Laguna Water to spend P5 billion in five years

LAGUNA AAAWater Corp. announced on Thursday it is committing capital expenditure of P5 billion in five years to secure its position as the country’s third-biggest water service provider.

“We are aspiring to be [that] for the whole country by 2019,” Laguna Water General Manager and COO Melvin John M. Tan told reporters in a news briefing.

A product of a public-private partnership between the Provincial Government of Laguna and Manila Water Philippine Ventures (MWPV), Laguna Water began operating in the cities of Biñan, Santa Rosa and Cabuyao in 2009. MWPV parent Manila Water Co. owns 70 percent of Laguna Water with the provincial government controlling the remaining 30 percent, as well as chairmanship of the Laguna Water board.

According to Tan, his company took the challenge of taking over the operations of AAAWater Corp. in 2004. Since then, he said the company sought to rehabilitate a dilapidated water system, improve poor water quality, increase the service coverage in its concession area, address intermittent water supply and reduce high nonrevenue water.

With an average spending of P2 billion, Laguna Water aims to provide water for the whole province of Laguna, way beyond the borders of the three original concession areas of Biñan, Santa Rosa and Cabuyao, he said.

“For this year, our budget is P1.4 billion and we definitely intend to raise it next year,” Tan said, adding they are already courting government-controlled water districts in collaborative projects should laying pipes on their own proves impractical.

Estimating that the water districts have coverage of 60 percent in the province, Tan said Laguna Water needs to fill up the remaining 40-percent service vacuum. However, he admitted they were out-raced by a different company in clinching an agreement with the local government of Los Baños.

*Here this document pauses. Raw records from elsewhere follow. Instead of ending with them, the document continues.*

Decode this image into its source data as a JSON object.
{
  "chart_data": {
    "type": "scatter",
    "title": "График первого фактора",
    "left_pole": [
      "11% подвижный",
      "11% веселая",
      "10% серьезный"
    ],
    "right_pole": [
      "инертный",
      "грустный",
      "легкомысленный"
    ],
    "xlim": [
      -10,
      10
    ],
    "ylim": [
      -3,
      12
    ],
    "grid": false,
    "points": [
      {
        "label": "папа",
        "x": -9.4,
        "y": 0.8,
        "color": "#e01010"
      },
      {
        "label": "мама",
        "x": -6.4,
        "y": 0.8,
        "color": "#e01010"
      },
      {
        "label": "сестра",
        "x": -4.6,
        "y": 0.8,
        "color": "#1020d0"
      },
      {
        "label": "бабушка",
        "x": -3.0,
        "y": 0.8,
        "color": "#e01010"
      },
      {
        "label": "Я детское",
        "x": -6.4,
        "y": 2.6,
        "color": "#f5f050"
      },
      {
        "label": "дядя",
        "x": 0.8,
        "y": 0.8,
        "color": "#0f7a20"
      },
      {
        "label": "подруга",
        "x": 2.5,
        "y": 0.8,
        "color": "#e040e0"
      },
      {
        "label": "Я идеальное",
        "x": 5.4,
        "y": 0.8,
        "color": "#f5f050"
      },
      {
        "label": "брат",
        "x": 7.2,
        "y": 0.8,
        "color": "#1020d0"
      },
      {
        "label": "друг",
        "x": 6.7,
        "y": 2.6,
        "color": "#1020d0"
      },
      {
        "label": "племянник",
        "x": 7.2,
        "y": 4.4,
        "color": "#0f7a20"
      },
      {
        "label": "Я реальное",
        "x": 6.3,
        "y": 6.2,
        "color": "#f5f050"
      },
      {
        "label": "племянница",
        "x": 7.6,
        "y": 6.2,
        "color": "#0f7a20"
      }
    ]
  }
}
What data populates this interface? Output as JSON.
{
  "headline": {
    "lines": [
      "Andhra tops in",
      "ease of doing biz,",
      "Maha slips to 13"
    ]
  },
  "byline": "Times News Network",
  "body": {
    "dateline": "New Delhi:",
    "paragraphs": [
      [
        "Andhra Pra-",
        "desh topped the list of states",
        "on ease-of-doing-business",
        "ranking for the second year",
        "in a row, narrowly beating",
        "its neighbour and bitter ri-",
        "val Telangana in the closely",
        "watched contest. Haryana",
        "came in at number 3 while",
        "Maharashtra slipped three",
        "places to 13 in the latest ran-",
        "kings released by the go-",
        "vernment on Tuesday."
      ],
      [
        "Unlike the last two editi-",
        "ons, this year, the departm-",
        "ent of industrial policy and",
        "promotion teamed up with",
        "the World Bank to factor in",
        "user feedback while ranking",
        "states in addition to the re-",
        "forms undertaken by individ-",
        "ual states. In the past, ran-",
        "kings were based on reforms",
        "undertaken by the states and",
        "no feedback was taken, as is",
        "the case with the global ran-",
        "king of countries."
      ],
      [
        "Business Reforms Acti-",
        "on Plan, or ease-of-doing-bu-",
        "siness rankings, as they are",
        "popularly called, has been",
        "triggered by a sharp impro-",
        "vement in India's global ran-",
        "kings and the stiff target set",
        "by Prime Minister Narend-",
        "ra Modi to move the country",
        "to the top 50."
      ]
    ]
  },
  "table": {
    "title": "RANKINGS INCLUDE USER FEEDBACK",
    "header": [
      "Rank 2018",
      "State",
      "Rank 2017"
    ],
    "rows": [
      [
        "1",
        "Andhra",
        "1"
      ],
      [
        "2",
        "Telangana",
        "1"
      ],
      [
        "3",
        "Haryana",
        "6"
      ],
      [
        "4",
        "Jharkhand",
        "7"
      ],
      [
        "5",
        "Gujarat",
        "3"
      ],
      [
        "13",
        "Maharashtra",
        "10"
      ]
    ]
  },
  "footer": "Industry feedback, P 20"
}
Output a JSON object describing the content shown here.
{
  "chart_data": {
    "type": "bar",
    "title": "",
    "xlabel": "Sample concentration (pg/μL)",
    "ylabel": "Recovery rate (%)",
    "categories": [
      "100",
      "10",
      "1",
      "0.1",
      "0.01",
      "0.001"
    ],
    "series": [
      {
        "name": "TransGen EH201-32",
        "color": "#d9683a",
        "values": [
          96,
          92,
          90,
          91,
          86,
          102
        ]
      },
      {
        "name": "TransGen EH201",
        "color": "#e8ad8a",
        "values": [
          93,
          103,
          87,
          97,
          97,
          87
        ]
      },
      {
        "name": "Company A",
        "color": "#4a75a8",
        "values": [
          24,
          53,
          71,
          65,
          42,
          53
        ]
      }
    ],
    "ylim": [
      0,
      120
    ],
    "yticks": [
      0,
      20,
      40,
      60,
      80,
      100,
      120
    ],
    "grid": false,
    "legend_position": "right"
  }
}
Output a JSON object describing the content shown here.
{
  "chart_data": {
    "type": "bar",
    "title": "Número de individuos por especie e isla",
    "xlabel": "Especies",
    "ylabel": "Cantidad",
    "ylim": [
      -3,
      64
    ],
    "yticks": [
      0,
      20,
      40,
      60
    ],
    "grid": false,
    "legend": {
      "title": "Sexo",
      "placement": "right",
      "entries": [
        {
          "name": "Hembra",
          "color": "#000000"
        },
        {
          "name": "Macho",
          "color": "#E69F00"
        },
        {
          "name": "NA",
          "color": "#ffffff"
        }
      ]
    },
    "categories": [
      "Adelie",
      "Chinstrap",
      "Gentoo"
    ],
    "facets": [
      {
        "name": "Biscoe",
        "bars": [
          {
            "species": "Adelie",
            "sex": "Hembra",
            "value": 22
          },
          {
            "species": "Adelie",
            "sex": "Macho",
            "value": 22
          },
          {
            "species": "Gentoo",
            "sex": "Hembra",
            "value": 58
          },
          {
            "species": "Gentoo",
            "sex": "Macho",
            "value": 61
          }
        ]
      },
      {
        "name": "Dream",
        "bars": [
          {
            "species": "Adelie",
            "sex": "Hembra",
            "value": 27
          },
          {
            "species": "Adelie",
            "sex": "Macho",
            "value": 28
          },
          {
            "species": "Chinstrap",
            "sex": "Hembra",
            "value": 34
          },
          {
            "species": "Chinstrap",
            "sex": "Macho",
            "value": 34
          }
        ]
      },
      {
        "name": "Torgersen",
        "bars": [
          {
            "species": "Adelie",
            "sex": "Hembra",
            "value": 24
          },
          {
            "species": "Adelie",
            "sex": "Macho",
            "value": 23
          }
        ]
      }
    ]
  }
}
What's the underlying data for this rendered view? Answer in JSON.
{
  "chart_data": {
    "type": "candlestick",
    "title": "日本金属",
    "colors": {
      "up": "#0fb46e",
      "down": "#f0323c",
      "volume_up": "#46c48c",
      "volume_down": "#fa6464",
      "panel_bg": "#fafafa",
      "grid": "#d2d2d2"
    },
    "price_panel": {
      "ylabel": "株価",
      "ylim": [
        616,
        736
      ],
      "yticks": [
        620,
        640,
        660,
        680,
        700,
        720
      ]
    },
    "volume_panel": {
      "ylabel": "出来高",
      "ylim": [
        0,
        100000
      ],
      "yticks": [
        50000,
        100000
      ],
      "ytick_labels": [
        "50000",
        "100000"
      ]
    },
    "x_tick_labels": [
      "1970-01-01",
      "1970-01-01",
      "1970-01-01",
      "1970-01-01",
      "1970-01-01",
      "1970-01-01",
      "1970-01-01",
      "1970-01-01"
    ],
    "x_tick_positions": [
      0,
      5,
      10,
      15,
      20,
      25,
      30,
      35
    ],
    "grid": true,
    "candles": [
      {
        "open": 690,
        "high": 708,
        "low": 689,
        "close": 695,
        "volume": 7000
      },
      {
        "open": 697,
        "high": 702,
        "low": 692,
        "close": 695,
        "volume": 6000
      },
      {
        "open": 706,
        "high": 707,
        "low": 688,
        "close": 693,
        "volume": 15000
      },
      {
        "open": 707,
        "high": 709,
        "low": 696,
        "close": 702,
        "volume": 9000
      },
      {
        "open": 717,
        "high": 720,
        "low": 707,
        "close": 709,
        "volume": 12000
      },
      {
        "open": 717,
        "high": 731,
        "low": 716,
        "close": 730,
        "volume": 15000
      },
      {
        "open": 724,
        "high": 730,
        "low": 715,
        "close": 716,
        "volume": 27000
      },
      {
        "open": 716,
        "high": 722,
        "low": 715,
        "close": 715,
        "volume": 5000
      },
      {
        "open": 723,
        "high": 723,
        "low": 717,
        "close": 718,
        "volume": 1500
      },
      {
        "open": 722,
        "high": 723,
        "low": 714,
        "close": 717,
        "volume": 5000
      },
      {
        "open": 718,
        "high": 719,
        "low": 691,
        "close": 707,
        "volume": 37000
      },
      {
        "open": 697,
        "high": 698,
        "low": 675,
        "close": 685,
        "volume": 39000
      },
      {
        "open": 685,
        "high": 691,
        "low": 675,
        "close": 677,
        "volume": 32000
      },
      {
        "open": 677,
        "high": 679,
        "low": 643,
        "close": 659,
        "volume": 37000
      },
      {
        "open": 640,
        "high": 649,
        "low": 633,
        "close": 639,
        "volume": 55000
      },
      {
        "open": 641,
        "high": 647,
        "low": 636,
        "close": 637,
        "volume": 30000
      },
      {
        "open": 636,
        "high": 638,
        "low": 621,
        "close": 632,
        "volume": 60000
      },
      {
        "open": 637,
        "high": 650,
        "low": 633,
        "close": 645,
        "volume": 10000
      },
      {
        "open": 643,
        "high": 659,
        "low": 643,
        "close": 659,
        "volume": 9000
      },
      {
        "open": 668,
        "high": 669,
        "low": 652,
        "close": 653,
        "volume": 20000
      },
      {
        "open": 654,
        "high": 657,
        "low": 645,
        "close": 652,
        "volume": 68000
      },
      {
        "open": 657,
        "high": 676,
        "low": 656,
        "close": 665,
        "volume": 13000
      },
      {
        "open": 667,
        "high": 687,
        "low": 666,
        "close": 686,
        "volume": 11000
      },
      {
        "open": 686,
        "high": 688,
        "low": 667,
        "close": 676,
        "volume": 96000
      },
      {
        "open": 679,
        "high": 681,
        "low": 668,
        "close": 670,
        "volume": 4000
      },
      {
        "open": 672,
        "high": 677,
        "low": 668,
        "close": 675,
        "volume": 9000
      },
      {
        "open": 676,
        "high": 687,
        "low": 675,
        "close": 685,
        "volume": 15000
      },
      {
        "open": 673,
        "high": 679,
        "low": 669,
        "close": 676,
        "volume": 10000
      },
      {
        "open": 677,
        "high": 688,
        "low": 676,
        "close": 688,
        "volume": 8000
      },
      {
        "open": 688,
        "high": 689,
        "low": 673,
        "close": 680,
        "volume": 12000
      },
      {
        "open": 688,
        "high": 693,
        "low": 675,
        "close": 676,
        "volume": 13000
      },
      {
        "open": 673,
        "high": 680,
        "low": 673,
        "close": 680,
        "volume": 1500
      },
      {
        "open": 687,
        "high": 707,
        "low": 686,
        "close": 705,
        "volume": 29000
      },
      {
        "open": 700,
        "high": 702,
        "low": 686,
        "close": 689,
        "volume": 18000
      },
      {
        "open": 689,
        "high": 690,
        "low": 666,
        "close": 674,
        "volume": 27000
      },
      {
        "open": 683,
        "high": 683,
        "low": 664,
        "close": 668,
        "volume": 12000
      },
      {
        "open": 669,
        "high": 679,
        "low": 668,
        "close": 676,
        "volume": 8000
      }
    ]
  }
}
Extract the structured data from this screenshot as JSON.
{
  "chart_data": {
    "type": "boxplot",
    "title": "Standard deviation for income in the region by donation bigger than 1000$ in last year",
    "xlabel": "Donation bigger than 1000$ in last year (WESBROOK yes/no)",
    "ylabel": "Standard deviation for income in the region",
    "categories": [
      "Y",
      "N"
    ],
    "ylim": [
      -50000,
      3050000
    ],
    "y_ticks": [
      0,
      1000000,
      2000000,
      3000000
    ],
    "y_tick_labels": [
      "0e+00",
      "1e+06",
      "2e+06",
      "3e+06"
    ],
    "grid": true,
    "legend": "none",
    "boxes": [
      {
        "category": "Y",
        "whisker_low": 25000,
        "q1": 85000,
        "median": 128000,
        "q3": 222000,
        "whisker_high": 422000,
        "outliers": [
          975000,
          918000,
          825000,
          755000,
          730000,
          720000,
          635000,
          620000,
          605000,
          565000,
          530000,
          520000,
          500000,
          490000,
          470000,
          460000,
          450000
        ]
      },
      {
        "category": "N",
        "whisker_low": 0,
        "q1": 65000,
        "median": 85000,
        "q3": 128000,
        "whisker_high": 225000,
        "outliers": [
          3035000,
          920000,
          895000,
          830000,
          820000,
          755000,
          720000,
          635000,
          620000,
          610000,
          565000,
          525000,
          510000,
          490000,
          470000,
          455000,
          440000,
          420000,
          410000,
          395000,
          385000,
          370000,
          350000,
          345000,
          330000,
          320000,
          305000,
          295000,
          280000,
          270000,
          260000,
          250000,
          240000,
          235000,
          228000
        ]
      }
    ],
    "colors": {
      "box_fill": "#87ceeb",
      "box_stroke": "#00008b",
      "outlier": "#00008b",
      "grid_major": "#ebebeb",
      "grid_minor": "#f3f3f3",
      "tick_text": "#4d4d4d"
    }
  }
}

In 2015 the provincial government of Laguna approved their concession agreement with Laguna Water to include the three provinces in this southern Philippine province. According to Tan, the company targets the 3 million population in the six cities and 24 municipalities of the whole province.

He said many water districts still operating are constrained with lack of resources and access to financial capital. Hence their services tend to be very limited, Tan said.

He added that since his company took over AAAWater, Laguna Water laid 564 kilometers of pipes, repaired 7,000 leaks and replaced 34 kilometers of pipe mains.

Laguna Water is MWC’s biggest business outside Manila with 133,097 connections, which is equivalent to more than 700,000 people with water services. The company has 135 deep-well facilities scattered across its concession area.